Microsoft Beta to Make ‘em Talk

Microsoft has released a public beta of their Speech Server and a new beta of their Speech Application SDK.

Microsoft had previously teamed up primarily with Intel to propose a new standard called SALT that is somewhat competitive with VoiceXML. As of now, I contrast the two as:

SALT
useful for speech-enabling web applications
VoiceXML
useful for web-enabling speech applications

While this is an oversimplification, it reasonably reflects their current usage. Both VoiceXML and SALT based speech applications follow a similar pattern.

  1. Prompt the user
  2. Interpret the user’s response
  3. Act on the response

The action will often be to play/speak a new prompt.

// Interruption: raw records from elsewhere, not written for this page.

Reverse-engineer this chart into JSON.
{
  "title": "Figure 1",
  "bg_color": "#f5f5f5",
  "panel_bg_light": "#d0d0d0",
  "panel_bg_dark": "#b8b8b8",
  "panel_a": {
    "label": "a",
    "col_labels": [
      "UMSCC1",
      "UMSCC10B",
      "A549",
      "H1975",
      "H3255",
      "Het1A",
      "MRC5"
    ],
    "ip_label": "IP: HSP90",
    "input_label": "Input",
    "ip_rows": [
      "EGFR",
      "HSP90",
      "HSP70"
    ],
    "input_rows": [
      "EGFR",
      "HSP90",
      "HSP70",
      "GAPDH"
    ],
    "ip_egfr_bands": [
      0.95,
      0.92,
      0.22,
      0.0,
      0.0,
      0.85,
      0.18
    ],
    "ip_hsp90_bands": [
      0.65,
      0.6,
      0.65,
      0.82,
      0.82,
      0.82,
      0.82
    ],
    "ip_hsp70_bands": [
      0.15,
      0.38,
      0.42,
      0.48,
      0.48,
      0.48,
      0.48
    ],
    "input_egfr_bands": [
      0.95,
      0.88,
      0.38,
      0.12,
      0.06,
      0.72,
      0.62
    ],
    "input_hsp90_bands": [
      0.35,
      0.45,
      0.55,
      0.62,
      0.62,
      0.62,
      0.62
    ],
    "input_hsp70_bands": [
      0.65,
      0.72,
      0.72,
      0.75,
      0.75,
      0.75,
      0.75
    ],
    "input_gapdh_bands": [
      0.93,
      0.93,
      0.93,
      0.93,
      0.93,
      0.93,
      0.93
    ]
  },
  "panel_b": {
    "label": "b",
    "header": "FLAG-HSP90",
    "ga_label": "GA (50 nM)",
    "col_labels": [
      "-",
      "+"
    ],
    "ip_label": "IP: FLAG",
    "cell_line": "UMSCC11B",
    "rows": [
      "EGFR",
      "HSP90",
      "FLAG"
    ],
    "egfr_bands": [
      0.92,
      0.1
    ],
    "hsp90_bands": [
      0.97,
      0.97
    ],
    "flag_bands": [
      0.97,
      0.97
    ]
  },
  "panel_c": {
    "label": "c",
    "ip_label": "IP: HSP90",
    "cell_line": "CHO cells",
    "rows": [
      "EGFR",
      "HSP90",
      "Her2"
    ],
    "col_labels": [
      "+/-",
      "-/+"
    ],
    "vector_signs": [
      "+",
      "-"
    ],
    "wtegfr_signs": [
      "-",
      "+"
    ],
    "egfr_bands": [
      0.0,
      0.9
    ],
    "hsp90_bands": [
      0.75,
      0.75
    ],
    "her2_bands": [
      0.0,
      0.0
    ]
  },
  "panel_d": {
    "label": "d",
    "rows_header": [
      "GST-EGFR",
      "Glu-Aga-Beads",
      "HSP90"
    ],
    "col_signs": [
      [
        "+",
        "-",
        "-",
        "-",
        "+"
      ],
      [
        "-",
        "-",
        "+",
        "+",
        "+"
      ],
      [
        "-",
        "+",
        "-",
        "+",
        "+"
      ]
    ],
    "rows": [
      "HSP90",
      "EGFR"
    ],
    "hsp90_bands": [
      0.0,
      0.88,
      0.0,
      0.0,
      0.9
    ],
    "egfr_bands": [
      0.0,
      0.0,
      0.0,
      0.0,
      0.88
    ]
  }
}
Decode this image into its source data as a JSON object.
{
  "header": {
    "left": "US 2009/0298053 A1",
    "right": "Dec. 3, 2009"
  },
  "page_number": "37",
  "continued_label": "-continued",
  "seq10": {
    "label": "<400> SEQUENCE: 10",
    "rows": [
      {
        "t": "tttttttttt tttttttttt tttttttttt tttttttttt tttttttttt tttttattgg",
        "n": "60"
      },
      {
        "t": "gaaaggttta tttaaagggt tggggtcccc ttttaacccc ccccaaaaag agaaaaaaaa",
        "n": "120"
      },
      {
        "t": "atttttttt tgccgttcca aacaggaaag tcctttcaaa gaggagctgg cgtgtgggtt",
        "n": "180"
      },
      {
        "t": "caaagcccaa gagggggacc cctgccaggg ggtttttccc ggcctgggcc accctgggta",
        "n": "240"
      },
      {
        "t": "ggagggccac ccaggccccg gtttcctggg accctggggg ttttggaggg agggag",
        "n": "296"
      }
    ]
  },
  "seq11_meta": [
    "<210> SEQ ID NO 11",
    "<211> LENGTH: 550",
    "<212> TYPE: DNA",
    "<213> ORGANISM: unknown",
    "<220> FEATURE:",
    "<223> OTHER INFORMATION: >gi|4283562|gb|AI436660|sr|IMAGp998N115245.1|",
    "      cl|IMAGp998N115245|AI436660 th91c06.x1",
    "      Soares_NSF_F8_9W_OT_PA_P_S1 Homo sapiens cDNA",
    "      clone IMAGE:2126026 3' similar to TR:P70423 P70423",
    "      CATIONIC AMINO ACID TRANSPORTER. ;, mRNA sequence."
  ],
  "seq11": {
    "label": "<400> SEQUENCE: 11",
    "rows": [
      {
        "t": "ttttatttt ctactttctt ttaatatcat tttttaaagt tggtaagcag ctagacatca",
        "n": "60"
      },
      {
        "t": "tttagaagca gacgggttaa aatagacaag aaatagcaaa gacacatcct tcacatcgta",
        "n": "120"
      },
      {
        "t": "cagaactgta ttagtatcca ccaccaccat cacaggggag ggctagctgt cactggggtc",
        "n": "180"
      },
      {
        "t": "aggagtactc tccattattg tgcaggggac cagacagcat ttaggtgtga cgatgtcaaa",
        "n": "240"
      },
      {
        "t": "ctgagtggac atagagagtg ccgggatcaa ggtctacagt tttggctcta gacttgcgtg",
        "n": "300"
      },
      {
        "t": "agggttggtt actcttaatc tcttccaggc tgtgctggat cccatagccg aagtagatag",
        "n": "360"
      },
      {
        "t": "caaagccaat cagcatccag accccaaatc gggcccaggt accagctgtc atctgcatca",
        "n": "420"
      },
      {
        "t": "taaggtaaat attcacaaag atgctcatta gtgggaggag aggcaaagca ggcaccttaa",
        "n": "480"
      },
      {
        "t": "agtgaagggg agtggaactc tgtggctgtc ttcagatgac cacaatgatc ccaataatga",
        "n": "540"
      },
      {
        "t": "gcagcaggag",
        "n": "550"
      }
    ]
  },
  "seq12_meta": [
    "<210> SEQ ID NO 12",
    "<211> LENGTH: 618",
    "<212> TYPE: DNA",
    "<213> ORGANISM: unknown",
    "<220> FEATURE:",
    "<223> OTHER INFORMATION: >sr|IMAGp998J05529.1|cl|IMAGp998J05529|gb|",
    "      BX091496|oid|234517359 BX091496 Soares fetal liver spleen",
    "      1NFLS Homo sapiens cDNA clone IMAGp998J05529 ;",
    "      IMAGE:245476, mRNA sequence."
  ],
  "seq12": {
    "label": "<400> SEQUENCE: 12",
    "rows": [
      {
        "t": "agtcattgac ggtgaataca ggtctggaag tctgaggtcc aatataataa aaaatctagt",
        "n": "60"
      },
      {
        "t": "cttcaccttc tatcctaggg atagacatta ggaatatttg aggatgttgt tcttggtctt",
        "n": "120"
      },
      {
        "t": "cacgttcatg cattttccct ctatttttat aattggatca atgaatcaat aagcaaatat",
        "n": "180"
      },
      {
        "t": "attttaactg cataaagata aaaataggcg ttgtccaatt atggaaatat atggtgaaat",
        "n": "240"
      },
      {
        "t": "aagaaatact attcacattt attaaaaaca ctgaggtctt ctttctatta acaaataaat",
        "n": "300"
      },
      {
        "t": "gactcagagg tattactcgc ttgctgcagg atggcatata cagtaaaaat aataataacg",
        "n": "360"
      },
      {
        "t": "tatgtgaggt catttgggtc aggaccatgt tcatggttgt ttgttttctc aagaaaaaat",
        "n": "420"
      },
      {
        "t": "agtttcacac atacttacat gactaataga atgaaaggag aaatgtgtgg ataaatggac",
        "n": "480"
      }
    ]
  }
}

The VoiceXML or SALT prompting tag will specify a recorded audio file or text that is synthesized by a text-to-speech engine. The user’s response is always interpreted in the context of a grammar. The grammar specifies the allowable responses. Multiple utterances (yeah, un-huh, sure, yep) will often be treated as the same response (yes). Other VoiceXML and SALT tags (although SALT relies much more on existing HTML tags) act like a decision tree to determine the following action. A series of these prompts and responses is called a dialog.

SALT is used primarily to mark up documents that are interpreted in a web browser on a client side device. SALT consists of a very small set of tags that add multimodality to HTML/XHTML-based web applications.

VoiceXML is primarily used to create speech applications that run on a server and are accessed via a telephone. Although plenty of proprietary speech application languages preceded VoiceXML, VoiceXML was the first widely accepted and implemented standard and it greatly simplified the integration of speech applications with existing server side web applications.

With Speech Server, Microsoft is clearly moving SALT onto VoiceXML’s turf. At the same time, IBM, Motorola, and Opera are proposing XHTML+Voice (a.k.a., X+V) as multimodal extensions to VoiceXML that would enable it to support the kinds of browser based applications that SALT now supports. Although Microsoft and IBM have been teaming up a lot on web services, they are very much in opposition with respect to the important speech technology standards.

Microsoft has developed their own speech recognition engine, but is partnering with SpeechWorks to supply a text -to-speech engine. In my experience with a previous version of the Microsoft speech recognition engine, I found it to be very mediocre. The only redeeming quality was that it was a free download.

Until now, third party interest in server side development with SALT has been extremely tepid in comparison with VoiceXML. I wonder if Microsoft will weave some of their developer magic with this server, or if it will be like one of their many other failed experiments. Of course, they’re big enough that they can survive quite a few failures, as long as they occasionally hit the big home run. I think they will end up being a big player in speech technologies in the future, but I very much doubt that SALT will become a commonly accepted standard in its current form.